Pro-IV Medical’s Smart Valve system – ‘If all of the parameters match, a key in the device mechanically opens the valve. It can’t open any other way. The valve is our competitive edge.’It was a prolonged hospital stay for his eight-year-old daughter that prompted Dr. Pierre Sharvit to develop a system to prevent intravenous drug and blood transfusion errors.
“Every time the nurse in the children’s oncology department came to give an infusion, I was very anxious,” said Sharvit, the CEO of Israeli startup Pro-IV Medical. “Every morning, afternoon, and evening for a week; the sequence of infusions is very important. What if the nurse or caregiver takes the third infusion bag instead of the second? It is very stressful to think that it may be the wrong infusion.”
Although he had only good things to say about the hospital, and his daughter has since recovered, Sharvit’s upsetting experience led him to look at the subject of erroneous transfusions and search the web to try to discover the extent of the problem.
He was shocked by the results. In the US alone, there are over 500 million intravenous infusions a year in US hospitals, the home therapy sector, nursing homes, and hemodialysis centers. Mistakes in IV administration there account for 35-40% of all medical errors during hospitalization. The annual cost for these errors is more than $17 billion.

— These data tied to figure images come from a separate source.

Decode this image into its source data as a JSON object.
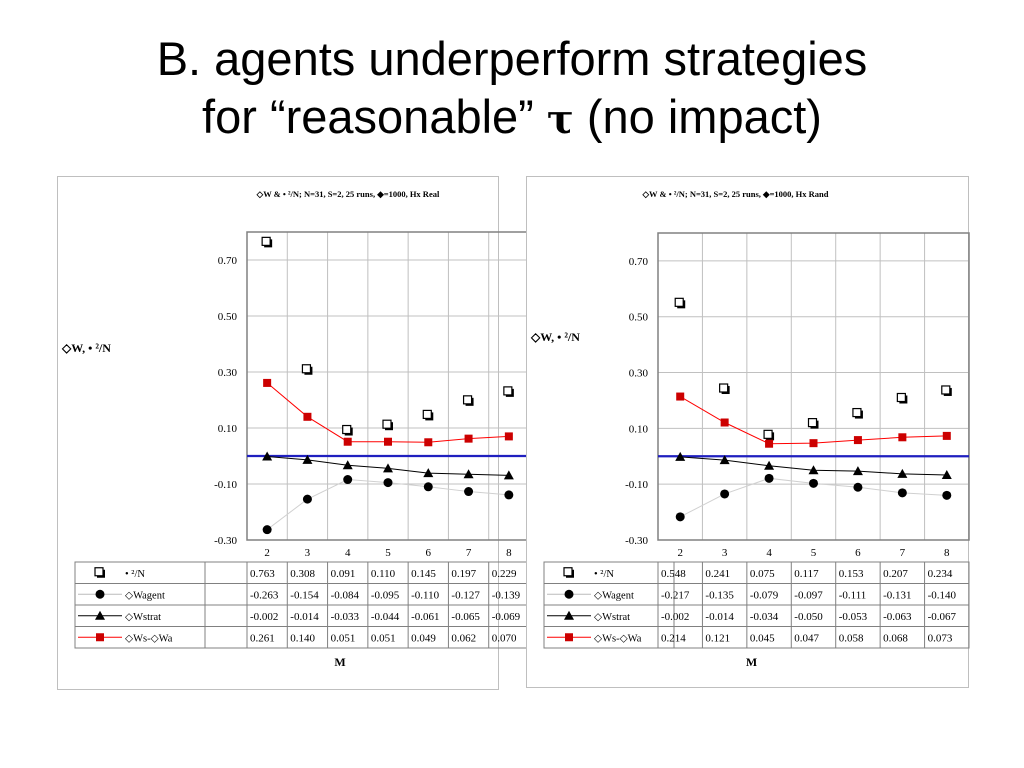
{
  "slide": {
    "title_line1": "B. agents underperform strategies",
    "title_line2_pre": "for “reasonable” ",
    "title_tau": "τ",
    "title_line2_post": " (no impact)"
  },
  "chart_data": [
    {
      "type": "line",
      "title": "◇W & • ²/N; N=31, S=2, 25 runs, ◆=1000, Hx Real",
      "ylabel": "◇W, • ²/N",
      "xlabel": "M",
      "categories": [
        "2",
        "3",
        "4",
        "5",
        "6",
        "7",
        "8"
      ],
      "ylim": [
        -0.3,
        0.8
      ],
      "yticks": [
        -0.3,
        -0.1,
        0.1,
        0.3,
        0.5,
        0.7
      ],
      "ytick_labels": [
        "-0.30",
        "-0.10",
        "0.10",
        "0.30",
        "0.50",
        "0.70"
      ],
      "grid": true,
      "reference_line": 0,
      "series": [
        {
          "name": "• ²/N",
          "marker": "square-open",
          "line": false,
          "color": "#000000",
          "values": [
            0.763,
            0.308,
            0.091,
            0.11,
            0.145,
            0.197,
            0.229
          ],
          "labels": [
            "0.763",
            "0.308",
            "0.091",
            "0.110",
            "0.145",
            "0.197",
            "0.229"
          ]
        },
        {
          "name": "◇Wagent",
          "marker": "circle",
          "line": true,
          "color": "#d0d0d0",
          "marker_color": "#000000",
          "values": [
            -0.263,
            -0.154,
            -0.084,
            -0.095,
            -0.11,
            -0.127,
            -0.139
          ],
          "labels": [
            "-0.263",
            "-0.154",
            "-0.084",
            "-0.095",
            "-0.110",
            "-0.127",
            "-0.139"
          ]
        },
        {
          "name": "◇Wstrat",
          "marker": "triangle",
          "line": true,
          "color": "#000000",
          "values": [
            -0.002,
            -0.014,
            -0.033,
            -0.044,
            -0.061,
            -0.065,
            -0.069
          ],
          "labels": [
            "-0.002",
            "-0.014",
            "-0.033",
            "-0.044",
            "-0.061",
            "-0.065",
            "-0.069"
          ]
        },
        {
          "name": "◇Ws-◇Wa",
          "marker": "square",
          "line": true,
          "color": "#ff0000",
          "marker_color": "#cc0000",
          "values": [
            0.261,
            0.14,
            0.051,
            0.051,
            0.049,
            0.062,
            0.07
          ],
          "labels": [
            "0.261",
            "0.140",
            "0.051",
            "0.051",
            "0.049",
            "0.062",
            "0.070"
          ]
        }
      ]
    },
    {
      "type": "line",
      "title": "◇W & • ²/N; N=31, S=2, 25 runs, ◆=1000, Hx Rand",
      "ylabel": "◇W, • ²/N",
      "xlabel": "M",
      "categories": [
        "2",
        "3",
        "4",
        "5",
        "6",
        "7",
        "8"
      ],
      "ylim": [
        -0.3,
        0.8
      ],
      "yticks": [
        -0.3,
        -0.1,
        0.1,
        0.3,
        0.5,
        0.7
      ],
      "ytick_labels": [
        "-0.30",
        "-0.10",
        "0.10",
        "0.30",
        "0.50",
        "0.70"
      ],
      "grid": true,
      "reference_line": 0,
      "series": [
        {
          "name": "• ²/N",
          "marker": "square-open",
          "line": false,
          "color": "#000000",
          "values": [
            0.548,
            0.241,
            0.075,
            0.117,
            0.153,
            0.207,
            0.234
          ],
          "labels": [
            "0.548",
            "0.241",
            "0.075",
            "0.117",
            "0.153",
            "0.207",
            "0.234"
          ]
        },
        {
          "name": "◇Wagent",
          "marker": "circle",
          "line": true,
          "color": "#d0d0d0",
          "marker_color": "#000000",
          "values": [
            -0.217,
            -0.135,
            -0.079,
            -0.097,
            -0.111,
            -0.131,
            -0.14
          ],
          "labels": [
            "-0.217",
            "-0.135",
            "-0.079",
            "-0.097",
            "-0.111",
            "-0.131",
            "-0.140"
          ]
        },
        {
          "name": "◇Wstrat",
          "marker": "triangle",
          "line": true,
          "color": "#000000",
          "values": [
            -0.002,
            -0.014,
            -0.034,
            -0.05,
            -0.053,
            -0.063,
            -0.067
          ],
          "labels": [
            "-0.002",
            "-0.014",
            "-0.034",
            "-0.050",
            "-0.053",
            "-0.063",
            "-0.067"
          ]
        },
        {
          "name": "◇Ws-◇Wa",
          "marker": "square",
          "line": true,
          "color": "#ff0000",
          "marker_color": "#cc0000",
          "values": [
            0.214,
            0.121,
            0.045,
            0.047,
            0.058,
            0.068,
            0.073
          ],
          "labels": [
            "0.214",
            "0.121",
            "0.045",
            "0.047",
            "0.058",
            "0.068",
            "0.073"
          ]
        }
      ]
    }
  ],
  "colors": {
    "zero_line": "#1f1fbf",
    "grid": "#c0c0c0",
    "frame": "#808080"
  }
}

A critical shortage of nurses, predicted to run into the hundreds of thousands in the next 10 years, will only exacerbate the problem. On one hospital visit, for instance, Sharvit was appalled to discover one nurse to 30 patients. “The potential for error was very high,” he told ISRAEL21c. “It’s a global problem.”
Sharvit decided to look for a solution. Originally trained as a veterinarian in Belgium, Sharvit also spent a couple of years in brain hormone research as a post-doc at the Weizmann Institute of Science in Rehovot. Using his knowledge of medicine and science, Sharvit approach Dr. Michal Devir, a biotech entrepreneur who has had extensive business experience heading a number of startup biotech companies, and told her about his plan to develop a pro-active IV safety system.
Devir, a former venture partner at VC fund Pitango Ventures, liked the idea, and in 2006 Devir and Sharvit founded Pro-IV Medical through the Misgav incubator, bringing Professor Jacob Nusbacher, an internationally known immuno-hematologist, and a consultant to the FDA, with a long career in the field of transfusion medicine, onto the team. Funding came from the government’s Chief Scientist, Trendlines (a private investment group), and other private investors.
The company’s first achievement has been developing the pro-active product PRIDE (Prevent Intravenous Drug Errors), a simple, easy to use solution to prevent errors in infusions, transfusions, and administering IV medication. PRIDE consists of a low-cost, disposable ‘smart valve’, an electronic handheld device, and a software program.
Drugs cannot be administered to the patient unless five “right” conditions are met: “It has to be the right patient; the right drug; the right dose; the right time; and the right route of administration,” explained Sharvit.
The novel valve is like a lock that opens only when the match between the patient, drug, and information system is verified. It is impossible to bluff the system, which requires bar codes for all patients and medications (which dovetails nicely with a new mandatory regulation in the US requiring all patients and all medications to have a bar code).
The nurse or caretaker uses the hand held device to scan a bar code with the patient’s identity, to access the electronic medical order, and to scan the bar code of the drug in the basket.
“We capture the doctor’s order (drug, dosage, time) from the host computer,” said Nusbacher, who has run blood banks for most of his professional career and for a time was the national director of the Canadian Red Cross Blood Service. “If all of the parameters match, a key in the device mechanically opens the valve. It can’t open any other way. The valve is our competitive edge.
“People in the health care system are very busy and stressed, and they are looking for short cuts. We want the operator close up, safety is needed at the point of care,” added Nusbacher. “I have seen tragedies where the wrong patient received a transfusion.”
Nusbacher believes the best way to market the Smart Valve system would be as part of the IV administration set, as an added safety feature. The valve would be in a small housing on the IV set. Pro-IV’s software engineers are also readying models with digital mechanisms.
Pro-IV expects to have a prototype ready within a month, and aims to start clinical trials in the last quarter of this year. According to Sharvit, major companies have already expressed interest in the product, and exploratory discussions are underway for development. He added that investor interest was piqued at a recent Market Reach meeting in Baltimore, sponsored by the Israel Development Council to foster business relations between Israel and Maryland.
“As we know, to err is human,” said Nusbacher. “Recently I spoke to the Chief of an Oncology Department who insisted that his department did not make errors. Two senior nurses, however, admitted that errors were made. They would be happy to be a test site for the product.”